Robert Haas <robertmhaas@gmail.com> writes:
> Well ... I agree that brittle is bad, but it's not clear to me which
> way is actually less brittle. As for performant, I think you might be
> misjudging the situation. My original design for removing SnapshotNow
> didn't even have the catalog snapshot - it just took a new snapshot
> every time. That was mostly fine, but Andres found a somewhat extreme
> test case where it exhibited a significant regression, so I added the
> catalog snapshot stuff to work around that. So I'm not AT ALL
> convinced that giving catalog snapshots longer lifetimes is a relevant
> thing to do.
Perhaps not. But right now we have to first think about correctness and
how much trouble it will be to get to correctness. ISTM you are arguing
for a design in which it's required that there is always a registered
or active snapshot that's older than the catalog snapshot (if any).

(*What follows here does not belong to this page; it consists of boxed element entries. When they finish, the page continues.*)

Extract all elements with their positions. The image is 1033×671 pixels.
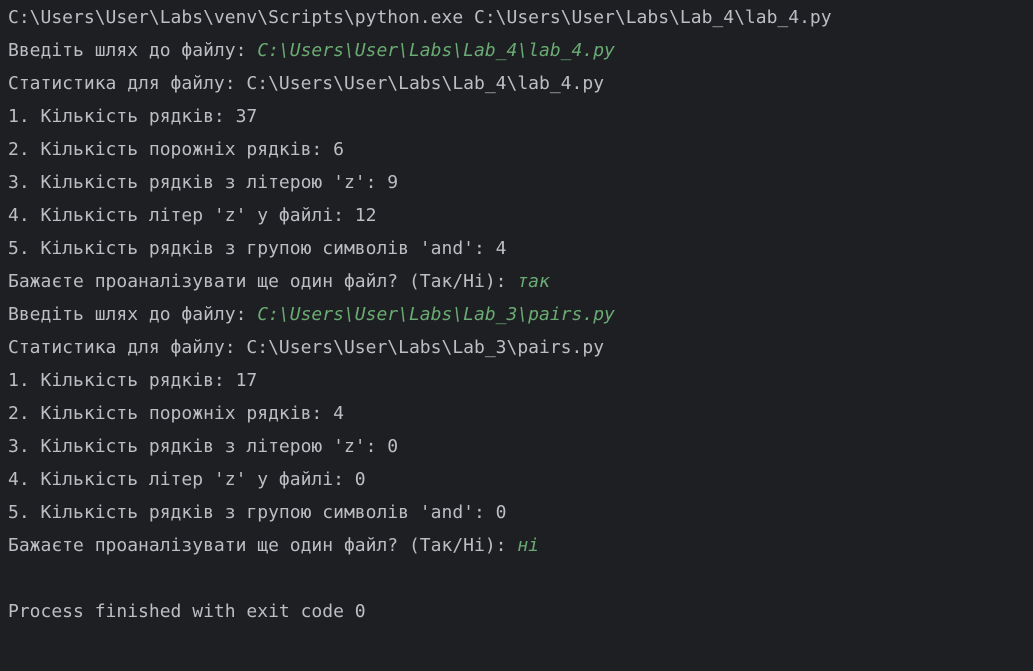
stat-line-and-lines: 5. Кількість рядків з групою символів 'a…	[8, 238, 507, 259]
path-prompt-line-1: Введіть шлях до файлу: C:\Users\User\Lab…	[8, 34, 1033, 67]
run-console-output[interactable]: C:\Users\User\Labs\venv\Scripts\python.e…	[0, 0, 1033, 671]
stat-line-lines-count: 1. Кількість рядків: 37	[8, 106, 258, 127]
path-prompt-line-2: Введіть шлях до файлу: C:\Users\User\Lab…	[8, 298, 1033, 331]
stat-line-z-count: 4. Кількість літер 'z' у файлі: 0	[8, 469, 366, 490]
again-prompt: Бажаєте проаналізувати ще один файл? (Та…	[8, 535, 518, 556]
stat-line-and-lines: 5. Кількість рядків з групою символів 'a…	[8, 502, 507, 523]
again-prompt-line-1: Бажаєте проаналізувати ще один файл? (Та…	[8, 265, 1033, 298]
stat-line-empty-lines: 2. Кількість порожніх рядків: 4	[8, 403, 344, 424]
exit-message: Process finished with exit code 0	[8, 601, 366, 622]
path-input-value: C:\Users\User\Labs\Lab_3\pairs.py	[257, 304, 615, 325]
again-input-value: ні	[517, 535, 540, 556]
path-input-value: C:\Users\User\Labs\Lab_4\lab_4.py	[257, 40, 615, 61]
again-prompt: Бажаєте проаналізувати ще один файл? (Та…	[8, 271, 518, 292]
stat-line-z-count: 4. Кількість літер 'z' у файлі: 12	[8, 205, 377, 226]
stats-header: Статистика для файлу: C:\Users\User\Labs…	[8, 337, 605, 358]
path-prompt: Введіть шлях до файлу:	[8, 304, 258, 325]
path-prompt: Введіть шлях до файлу:	[8, 40, 258, 61]
stat-line-lines-with-z: 3. Кількість рядків з літерою 'z': 9	[8, 172, 399, 193]
stat-line-lines-with-z: 3. Кількість рядків з літерою 'z': 0	[8, 436, 399, 457]
stats-header: Статистика для файлу: C:\Users\User\Labs…	[8, 73, 605, 94]
again-input-value: так	[517, 271, 550, 292]
stat-line-lines-count: 1. Кількість рядків: 17	[8, 370, 258, 391]
command-line: C:\Users\User\Labs\venv\Scripts\python.e…	[8, 7, 832, 28]
stat-line-empty-lines: 2. Кількість порожніх рядків: 6	[8, 139, 344, 160]
again-prompt-line-2: Бажаєте проаналізувати ще один файл? (Та…	[8, 529, 1033, 562]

I tried revising snapmgr.c to enforce that, starting with adding
@@ -421,6 +421,13 @@ GetNonHistoricCatalogSnapshot(Oid relid)
if (CatalogSnapshot == NULL)
{
+ /*
+ * The catalog snapshot must always be newer than some active or
+ * registered snapshot. (XXX explain why)
+ */
+ Assert(ActiveSnapshot != NULL ||
+ !pairingheap_is_empty(&RegisteredSnapshots));
+
/* Get new snapshot. */
CatalogSnapshot = GetSnapshotData(&CatalogSnapshotData);
and this blew up with truly impressive thoroughness. The autovac
launcher, logical replication launcher, and incoming backends all
fail this assertion instantly, making it impossible to find out
what else might be broken --- but I'm sure there is a lot.
(If you want to try this for yourself, remember that the postmaster
will relaunch the AV and LR launchers on failure, meaning that your
disk will fill with core files very very quickly. Just sayin'.)
So maybe we can go that direction, but it's going to require a lot of
code additions to push extra snapshots in places that haven't bothered
to date; and I'm not convinced that that'd be buying us anything
except more GetSnapshotData() calls.
Plan B is to grant catalog snapshots some more-durable status than
what Plan A envisions. I'm not very sure about the details, but if
you don't want to go that route then you'd better set about making
the above assertion work.
In the meantime, since it's clear that HaveRegisteredOrActiveSnapshot
is failing to meet its contract, I'm going to go fix it. I think
(based on the above argument) that what it intends to enforce is not
really the system design we need, but it certainly isn't helping
anyone that it enforces that design incorrectly.
regards, tom lane